I know someone involved with several of the Internet master clocks that all our computers indirectly sync to. We're talking caesium and rubidium fountains here. They're very excitable on the subject. They're also heavily into the protocols that do the syncing, NTP (which they disparage - it's a 'good enough' protocol - but it's all most of us need) and PTP (which is used in things like mobile radio networks where ridiculous accuracy is critical).

And since that opens a topic, mobile radio is also incredibly time critical: millions of phones that (ideally, and slightly simplistically) don't try and talk over the air at the same time. Cable modems are the same in some ways, lots of boxes connected to one wire that have to cooperate to share it. Designing those systems involves a lot of time planning, down to considerably less than a microsecond.

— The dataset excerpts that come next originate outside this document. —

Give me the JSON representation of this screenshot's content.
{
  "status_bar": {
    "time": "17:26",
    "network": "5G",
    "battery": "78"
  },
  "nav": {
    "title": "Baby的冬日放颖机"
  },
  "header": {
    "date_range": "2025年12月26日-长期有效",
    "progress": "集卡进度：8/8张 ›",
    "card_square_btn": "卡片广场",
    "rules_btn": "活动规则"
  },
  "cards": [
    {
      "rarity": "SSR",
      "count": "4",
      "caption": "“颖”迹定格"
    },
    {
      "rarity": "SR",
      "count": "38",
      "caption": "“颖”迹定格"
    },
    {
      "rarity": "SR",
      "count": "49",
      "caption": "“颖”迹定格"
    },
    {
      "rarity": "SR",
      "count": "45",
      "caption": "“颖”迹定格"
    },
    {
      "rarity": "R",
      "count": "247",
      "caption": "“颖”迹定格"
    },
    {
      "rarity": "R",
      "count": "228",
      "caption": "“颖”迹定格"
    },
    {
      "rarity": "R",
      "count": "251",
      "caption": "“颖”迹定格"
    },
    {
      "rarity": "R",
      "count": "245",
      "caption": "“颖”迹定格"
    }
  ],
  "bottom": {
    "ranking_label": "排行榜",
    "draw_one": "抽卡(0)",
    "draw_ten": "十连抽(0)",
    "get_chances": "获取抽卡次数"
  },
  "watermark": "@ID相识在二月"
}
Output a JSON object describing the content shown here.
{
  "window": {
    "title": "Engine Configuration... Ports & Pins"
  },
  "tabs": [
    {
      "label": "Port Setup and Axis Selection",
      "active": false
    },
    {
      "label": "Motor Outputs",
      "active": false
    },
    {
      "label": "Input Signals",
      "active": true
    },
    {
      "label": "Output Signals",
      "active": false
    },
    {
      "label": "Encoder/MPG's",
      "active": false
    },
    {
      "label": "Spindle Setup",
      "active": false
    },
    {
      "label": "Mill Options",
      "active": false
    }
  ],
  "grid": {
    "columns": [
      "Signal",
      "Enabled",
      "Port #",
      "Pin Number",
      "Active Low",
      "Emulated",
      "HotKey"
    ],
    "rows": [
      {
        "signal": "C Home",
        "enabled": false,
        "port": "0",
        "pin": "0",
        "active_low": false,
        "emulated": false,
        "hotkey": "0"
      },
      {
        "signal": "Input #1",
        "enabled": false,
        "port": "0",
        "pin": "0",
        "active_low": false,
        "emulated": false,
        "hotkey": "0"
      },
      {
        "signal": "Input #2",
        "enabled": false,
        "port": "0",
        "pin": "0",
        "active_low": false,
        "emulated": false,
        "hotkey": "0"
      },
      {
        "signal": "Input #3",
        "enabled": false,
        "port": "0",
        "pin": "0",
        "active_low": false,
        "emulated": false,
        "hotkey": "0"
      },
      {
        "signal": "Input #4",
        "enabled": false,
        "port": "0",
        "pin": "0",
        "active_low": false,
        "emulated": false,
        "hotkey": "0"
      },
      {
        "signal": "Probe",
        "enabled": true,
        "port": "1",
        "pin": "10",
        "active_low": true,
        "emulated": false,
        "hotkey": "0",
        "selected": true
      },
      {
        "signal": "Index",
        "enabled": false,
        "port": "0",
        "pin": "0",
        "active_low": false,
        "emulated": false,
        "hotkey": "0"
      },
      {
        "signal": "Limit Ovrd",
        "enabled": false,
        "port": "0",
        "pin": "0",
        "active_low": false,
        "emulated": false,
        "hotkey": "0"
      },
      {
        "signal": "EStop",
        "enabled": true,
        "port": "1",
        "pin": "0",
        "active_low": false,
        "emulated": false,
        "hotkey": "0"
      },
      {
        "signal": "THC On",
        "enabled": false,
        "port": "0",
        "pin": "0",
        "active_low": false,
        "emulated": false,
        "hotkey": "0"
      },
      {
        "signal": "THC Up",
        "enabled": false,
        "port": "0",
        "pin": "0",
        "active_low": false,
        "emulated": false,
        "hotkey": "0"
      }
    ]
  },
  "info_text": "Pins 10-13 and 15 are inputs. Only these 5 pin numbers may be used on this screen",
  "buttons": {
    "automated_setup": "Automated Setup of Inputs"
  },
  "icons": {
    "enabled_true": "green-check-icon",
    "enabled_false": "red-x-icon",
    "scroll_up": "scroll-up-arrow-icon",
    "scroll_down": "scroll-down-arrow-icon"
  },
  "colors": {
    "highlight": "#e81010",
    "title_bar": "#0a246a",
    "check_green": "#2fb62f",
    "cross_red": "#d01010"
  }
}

Less in my domain of knowledge, but we have been worrying about how fast a signal travels in a wire in your computer's CPU since at least the time of the DEC Alpha processor in the 90s. Nowadays we're talking nanoseconds and smaller. Hardware architects care about this, as do the authors of chip layout software.
posted by How much is that froggie in the window at 10:55 AM on November 16, 2022 [2 favorites]


One of Admiral Grace "COBOL" Hopper's famous exploits was to ask her engineers to "cut off a nanosecond", so she could show the Navy Brass why it took so long for electronic communications to travel back to Washington via satellite. The engineers sent her a piece of copper wire 30cm long which was the maximum distance that electrons (or light, indeed) could travel in a billionth of a second.
posted by BobTheScientist at 11:24 AM on November 16, 2022 [1 favorite]


How about a watch repair YouTuber?
posted by malthusan at 11:25 AM on November 16, 2022 [1 favorite]


Best answer: Lawyer. Time is literally money, in six minute increments. All our filings revolve around larger blocks of time - statutes of limitation, deadlines, expiration dates.
posted by dpx.mfx at 11:52 AM on November 16, 2022 [1 favorite]


Oh - high frequency traders - trying to shave nanoseconds on transactions to exploit arbitrage opportunities in the financial markets.
posted by inflatablekiwi at 12:37 PM on November 16, 2022 [2 favorites]


On a slower timescale than many of the above but our finance team deals with a lot of time dependent stuff, deadlines for bids, claims etc, where the cut off is very tight. Ie miss the deadline and the multi-million bid is off. Don't submit a claim and it gets set back a quarter.
posted by biffa at 4:12 PM on November 16, 2022


Comedian -- "comic timing"; "that's my time!"

Historian, of course!
posted by foursentences at 8:11 PM on November 16, 2022 [2 favorites]


My uncle used to run the shot clock for U of Iowa basketball games. If you're not familiar with the term, if you don't try to score within 30 seconds, the other team gets the ball.
posted by Eddie Mars at 10:28 AM on November 17, 2022


Oh and pit crews

Bicycle racing also has pit mechanics with similar time pressure.